The characteristics of UDP transmission, unfortunately are, similar to if you poured a bucket of water into a funnel, which then poured into another funnel that might be smaller or bigger, followed by another funnel… etc. You don’t know how big the funnels are… but at some point they spill over. UDP can sustain short bursts of data at times, but the buffers in each chain along its network path are all like their own little funnels, and if they spill they make a big mess. Error correcting data didn’t really help with that at all in the direct sense… but I think I found a way to use it in a slightly different way than I originally planned.
What I ended up doing was increased my message size up to around 20,000 bytes, and integrated high-performance tick-counting from the OS to space out the packets. How much spacing to use was highly variable, so there were no good settings to use that would come close to working everywhere. But to solve this issue I modified my ACK message.
Since the sender would send data in 512 byte packets, with a parity packet every 8 packets (I tried 3,4,15,etc.. all the same), I didn’t really need all the packets in order to get a message successfully.
So I modified my ACK message format to include a little “Health Report”. The health report would be delivered upon the successful completion of a 20,000 byte message and it would basically say “Yeah, I got your message, and this is how healthy it was”.

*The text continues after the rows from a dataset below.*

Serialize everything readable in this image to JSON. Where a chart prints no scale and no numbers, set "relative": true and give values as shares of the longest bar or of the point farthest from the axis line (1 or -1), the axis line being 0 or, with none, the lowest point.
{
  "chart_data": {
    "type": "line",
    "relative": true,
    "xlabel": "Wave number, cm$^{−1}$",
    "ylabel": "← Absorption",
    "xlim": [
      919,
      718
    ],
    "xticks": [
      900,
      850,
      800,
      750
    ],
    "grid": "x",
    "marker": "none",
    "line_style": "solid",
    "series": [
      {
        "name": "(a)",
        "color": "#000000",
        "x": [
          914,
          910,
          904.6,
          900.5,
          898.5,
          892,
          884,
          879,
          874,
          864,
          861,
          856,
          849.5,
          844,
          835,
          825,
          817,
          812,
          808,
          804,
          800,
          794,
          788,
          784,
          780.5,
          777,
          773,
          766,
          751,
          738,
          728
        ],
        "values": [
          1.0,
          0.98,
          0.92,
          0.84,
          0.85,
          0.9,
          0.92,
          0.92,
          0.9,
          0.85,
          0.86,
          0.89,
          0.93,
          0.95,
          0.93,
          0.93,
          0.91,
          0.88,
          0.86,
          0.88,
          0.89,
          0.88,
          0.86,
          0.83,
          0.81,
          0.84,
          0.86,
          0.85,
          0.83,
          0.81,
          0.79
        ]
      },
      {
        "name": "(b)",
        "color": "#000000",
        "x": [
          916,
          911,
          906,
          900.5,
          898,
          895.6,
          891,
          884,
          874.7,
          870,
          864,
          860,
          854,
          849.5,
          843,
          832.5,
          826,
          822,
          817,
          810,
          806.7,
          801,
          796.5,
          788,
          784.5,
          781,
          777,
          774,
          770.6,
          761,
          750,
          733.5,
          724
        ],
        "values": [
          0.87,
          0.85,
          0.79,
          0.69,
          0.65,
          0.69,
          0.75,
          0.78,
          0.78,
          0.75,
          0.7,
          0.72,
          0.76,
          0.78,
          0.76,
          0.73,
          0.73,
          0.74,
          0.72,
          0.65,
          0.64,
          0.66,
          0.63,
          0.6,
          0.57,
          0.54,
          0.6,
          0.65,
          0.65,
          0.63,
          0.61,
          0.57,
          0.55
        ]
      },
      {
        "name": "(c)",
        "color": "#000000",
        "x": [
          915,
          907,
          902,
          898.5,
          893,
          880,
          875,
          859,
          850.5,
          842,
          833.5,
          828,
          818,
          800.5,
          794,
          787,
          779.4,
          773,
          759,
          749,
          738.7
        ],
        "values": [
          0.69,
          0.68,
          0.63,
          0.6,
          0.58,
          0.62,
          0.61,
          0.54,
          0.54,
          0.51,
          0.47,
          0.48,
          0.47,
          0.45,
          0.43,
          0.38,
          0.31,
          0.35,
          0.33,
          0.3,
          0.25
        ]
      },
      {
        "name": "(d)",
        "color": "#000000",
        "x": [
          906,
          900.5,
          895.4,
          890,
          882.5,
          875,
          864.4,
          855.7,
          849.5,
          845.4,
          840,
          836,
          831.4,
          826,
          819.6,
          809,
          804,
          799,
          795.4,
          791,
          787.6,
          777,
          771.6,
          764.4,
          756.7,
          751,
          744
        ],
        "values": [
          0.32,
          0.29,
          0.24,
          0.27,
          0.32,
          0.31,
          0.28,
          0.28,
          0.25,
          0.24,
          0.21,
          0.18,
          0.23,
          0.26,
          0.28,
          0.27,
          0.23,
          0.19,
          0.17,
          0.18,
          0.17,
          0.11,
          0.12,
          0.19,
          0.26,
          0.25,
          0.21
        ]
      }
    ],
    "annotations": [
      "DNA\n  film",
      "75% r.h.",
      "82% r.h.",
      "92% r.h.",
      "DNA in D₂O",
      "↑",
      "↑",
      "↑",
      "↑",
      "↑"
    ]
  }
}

Now if the message was “too unhealthy”, meaning that the other end lost more than a desirable number of packets during as detected by the reconstruction process, then I’d bump down the speed dramatically (cut in half).
But keeping in mind that a message that is fully intact is not really desirable, the message could therefore be considered “too healthy”. 0% packet loss is undesireable, we want to lose a reasonable amount of packets in every message and walk a nice tightrope of performance. If the message is “too healthy”, the system figures that it can bump up the speed of the transmission a bit.
The ultimate goal is to get the messages in from a single transmission, with a few packets lost, but not so many packets lost that reconstruction fails.
Recognizing the weaknesses of TCP and its unfortunate popularity for transmitting HTTP/Web traffic, smart companies have sought to seek out a replacement. For example, Google experimented with a protocol called QUIC (which came up again in the Google IO 2016), which transmits HTTP over UDP. There’s also an open protocol called TSCP. None of those protocols have seen wide adoption however.
I hope however, that having my own UDP-based protocol makes my own systems more resilient, easier to maintain, and less error prone than my TCP systems.